Have you ever been outside and witnessed a squirrel tightrope walking on a powerline? Almost every day I see squirrels doing these amazing stunts and often wonder how they do it. Their tiny little feet and claws gracefully scurrying across a thin, high voltage line, crossing over streets in what appears to be a very risky endeavor. I’ve seen a few slip but would quickly catch themselves and continue on. Most of the time they make it across to whatever destination they were pursuing.

Image

Picture © Paul Young 2008

The other day when I was walking my dogs in the morning before work like I always do, I experienced something pretty horrific and a little traumatizing. I can’t get it out of my head.

I have a routine with my dogs and that is they get a walk every morning before I go to work. It’s great exercise for me too and really wakes me up and I feel better knowing the kids got to enjoy some semi-fresh air and a little exercise before I leave them for a day of work.

Ever since the holidays it’s been harder for me to get up as early as I would like. Each morning they get walked at different times. Sometimes early, sometimes later. This particular morning I was struggling with getting up. So their walk was just slightly later than the average.

We made it around our 1.5 mile loop and were coming down that last long stretch that dumped us out on our street. Throughout the walk we encounter other dogs walking with their owners, lots of cats that either scurry away when we approach or tense up in a ball and stare us down with evil glares, several squirrels that like to race us along the top of the wooden fences, lizards, birds, etc.

As we were walking down the sidewalk, I was keeping my Boxer mix puppy under control as she was getting excited about a cat sitting in this neighbor’s driveway. All of the sudden I heard this noise. It sounded like a splatter, one I’m oh too familiar with. This sound reminded me of my childhood days when I used to skateboard and rollerblade. There was always that one stick or rock that would get under my wheel and cause my wheel to lock while my body continued with its forward momentum. Then I would slap my body onto the concrete sidewalk, face first, sometimes catching myself with my hands or knees. It wasn’t the greatest feeling in the world. Who am I kidding, that hurt like a bitch. I recall several accidents resulting in me falling and smacking myself hard onto the concrete.

Image

When I heard the sound I thought to myself, “Was that? No, it couldn’t be. But that sound.” I felt it was something more than an acorn or bird poop. It was more of a splat than a splatter. When I turned to check it out I was horrified. Only a few steps behind me on the sidewalk lay a squirrel, flat on its stomach and face. I watched for a second to see if it was alive and I saw some movement. My heart went out to this thing. It must have fallen from a powerline or tree or something. The crazy thing is if I was 10-15 seconds slower it would have landed right on top of me or one of the dogs. I kind of wish it did because it didn’t look like it was doing well on the sidewalk.

I thought maybe it broke its neck or seriously injured itself. It was barely moving until I started walking back towards it. I wanted to help it if I could, and yes, I was planning on scooping it up and taking it to a vet if it was still alive. When I took a step towards it, it started to crawl a little. Its hands looked a little funny, like they were broken and weren’t working properly. This squirrel still tried to crawl, dragging its body to the edge of a yard.

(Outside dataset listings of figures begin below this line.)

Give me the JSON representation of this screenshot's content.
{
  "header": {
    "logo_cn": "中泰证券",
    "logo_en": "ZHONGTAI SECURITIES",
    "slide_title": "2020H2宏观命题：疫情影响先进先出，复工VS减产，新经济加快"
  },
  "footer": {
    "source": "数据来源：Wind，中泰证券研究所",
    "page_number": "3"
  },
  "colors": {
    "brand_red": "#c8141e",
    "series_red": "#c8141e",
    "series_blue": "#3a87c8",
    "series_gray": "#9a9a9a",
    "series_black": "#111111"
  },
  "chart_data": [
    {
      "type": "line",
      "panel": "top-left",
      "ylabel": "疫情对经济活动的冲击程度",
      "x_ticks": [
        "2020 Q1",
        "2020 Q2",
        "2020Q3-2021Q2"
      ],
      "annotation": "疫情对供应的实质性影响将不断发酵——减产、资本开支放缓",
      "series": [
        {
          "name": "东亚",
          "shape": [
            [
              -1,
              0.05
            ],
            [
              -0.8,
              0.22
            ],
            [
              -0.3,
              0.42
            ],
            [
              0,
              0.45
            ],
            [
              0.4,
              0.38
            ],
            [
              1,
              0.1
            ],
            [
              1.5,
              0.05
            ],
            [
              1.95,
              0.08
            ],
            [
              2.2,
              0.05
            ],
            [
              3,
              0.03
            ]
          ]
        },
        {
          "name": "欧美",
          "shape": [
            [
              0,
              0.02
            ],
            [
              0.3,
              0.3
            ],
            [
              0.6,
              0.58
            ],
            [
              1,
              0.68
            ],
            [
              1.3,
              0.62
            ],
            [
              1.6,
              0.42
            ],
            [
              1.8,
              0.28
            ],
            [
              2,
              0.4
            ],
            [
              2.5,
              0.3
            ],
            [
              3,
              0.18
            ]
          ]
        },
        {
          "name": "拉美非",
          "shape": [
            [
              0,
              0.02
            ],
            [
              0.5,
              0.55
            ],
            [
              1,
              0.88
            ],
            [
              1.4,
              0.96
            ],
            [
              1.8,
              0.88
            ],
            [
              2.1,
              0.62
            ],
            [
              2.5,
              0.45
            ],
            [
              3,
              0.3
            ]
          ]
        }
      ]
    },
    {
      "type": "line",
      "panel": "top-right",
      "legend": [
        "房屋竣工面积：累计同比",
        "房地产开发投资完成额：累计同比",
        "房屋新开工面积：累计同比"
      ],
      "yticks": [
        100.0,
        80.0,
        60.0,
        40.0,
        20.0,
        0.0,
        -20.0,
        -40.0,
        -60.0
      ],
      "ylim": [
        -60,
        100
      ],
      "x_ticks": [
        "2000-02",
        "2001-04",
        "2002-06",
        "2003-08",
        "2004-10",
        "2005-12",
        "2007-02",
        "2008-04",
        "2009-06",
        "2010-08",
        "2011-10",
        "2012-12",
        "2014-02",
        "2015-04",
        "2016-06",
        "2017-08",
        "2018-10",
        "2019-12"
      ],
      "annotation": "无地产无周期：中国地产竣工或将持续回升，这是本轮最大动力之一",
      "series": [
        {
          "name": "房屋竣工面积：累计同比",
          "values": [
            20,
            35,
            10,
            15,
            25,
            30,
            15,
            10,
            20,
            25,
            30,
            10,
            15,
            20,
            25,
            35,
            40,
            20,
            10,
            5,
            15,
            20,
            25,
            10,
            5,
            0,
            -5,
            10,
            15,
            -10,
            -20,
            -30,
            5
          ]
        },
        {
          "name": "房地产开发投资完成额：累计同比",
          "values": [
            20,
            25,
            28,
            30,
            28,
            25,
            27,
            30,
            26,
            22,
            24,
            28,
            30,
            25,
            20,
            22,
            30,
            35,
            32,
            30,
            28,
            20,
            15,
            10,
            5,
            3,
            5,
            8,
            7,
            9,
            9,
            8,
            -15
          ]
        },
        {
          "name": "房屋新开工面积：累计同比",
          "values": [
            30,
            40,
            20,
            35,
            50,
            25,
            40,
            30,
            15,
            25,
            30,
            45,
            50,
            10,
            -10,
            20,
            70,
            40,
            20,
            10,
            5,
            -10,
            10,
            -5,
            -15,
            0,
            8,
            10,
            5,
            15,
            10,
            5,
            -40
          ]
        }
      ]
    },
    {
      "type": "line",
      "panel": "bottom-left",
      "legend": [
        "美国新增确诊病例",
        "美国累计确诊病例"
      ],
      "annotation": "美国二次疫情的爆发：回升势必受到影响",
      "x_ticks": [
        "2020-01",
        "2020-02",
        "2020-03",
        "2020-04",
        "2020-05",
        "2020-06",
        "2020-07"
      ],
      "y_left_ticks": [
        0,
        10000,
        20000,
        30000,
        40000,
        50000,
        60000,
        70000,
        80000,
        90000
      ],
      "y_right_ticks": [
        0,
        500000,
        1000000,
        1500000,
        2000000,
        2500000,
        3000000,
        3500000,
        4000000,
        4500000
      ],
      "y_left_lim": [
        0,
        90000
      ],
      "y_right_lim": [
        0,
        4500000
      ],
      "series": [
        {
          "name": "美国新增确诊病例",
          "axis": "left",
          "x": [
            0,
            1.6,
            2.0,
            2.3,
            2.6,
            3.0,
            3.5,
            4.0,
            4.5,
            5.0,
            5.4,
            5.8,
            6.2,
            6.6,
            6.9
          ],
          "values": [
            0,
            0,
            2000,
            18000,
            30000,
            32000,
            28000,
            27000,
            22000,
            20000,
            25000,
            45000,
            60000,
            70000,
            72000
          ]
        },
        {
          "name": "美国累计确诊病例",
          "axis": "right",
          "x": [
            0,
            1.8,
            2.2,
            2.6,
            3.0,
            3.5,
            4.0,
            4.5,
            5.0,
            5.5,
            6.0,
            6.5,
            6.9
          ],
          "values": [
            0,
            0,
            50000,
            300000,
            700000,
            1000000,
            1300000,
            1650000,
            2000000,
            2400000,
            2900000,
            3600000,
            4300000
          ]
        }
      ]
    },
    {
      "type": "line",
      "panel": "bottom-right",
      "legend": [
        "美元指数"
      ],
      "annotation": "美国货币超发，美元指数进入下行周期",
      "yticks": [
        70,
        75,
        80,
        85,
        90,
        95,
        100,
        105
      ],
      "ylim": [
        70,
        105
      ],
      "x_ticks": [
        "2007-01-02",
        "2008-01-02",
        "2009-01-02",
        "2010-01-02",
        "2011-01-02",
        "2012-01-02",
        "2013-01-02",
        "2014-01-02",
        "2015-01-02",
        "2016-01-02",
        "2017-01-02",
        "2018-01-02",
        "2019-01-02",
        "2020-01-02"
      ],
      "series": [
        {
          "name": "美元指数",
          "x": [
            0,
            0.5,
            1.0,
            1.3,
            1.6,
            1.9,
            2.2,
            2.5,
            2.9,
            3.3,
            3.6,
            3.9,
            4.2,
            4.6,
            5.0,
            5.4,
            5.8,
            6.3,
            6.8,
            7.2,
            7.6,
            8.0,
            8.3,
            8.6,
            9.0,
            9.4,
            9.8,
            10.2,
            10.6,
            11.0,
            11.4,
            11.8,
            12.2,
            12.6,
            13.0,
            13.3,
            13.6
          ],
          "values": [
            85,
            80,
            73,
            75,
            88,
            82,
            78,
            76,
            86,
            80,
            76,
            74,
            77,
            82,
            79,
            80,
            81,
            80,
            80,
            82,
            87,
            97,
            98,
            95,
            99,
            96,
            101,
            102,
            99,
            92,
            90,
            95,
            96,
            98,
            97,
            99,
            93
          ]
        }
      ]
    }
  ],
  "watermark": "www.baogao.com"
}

I didn’t want to scare it but I had my two big dogs with me, both very interested in the squirrel now. I couldn’t just leave it because I thought time was of the essence. As the three of us approached, that squirrel quickly recovered and skipped on through the chain-linked fence to the base of a nearby tree where it sat for a few moments. I imagine it was trying to recover and stay safe. I was still a little worried since that cat next door looked like he was ready to prowl. I walked up to the fence with the dogs and the squirrel scurried up the tree, holding on without any difficulties. It seemed as if the fall didn’t hurt it that much. It was lucky this time.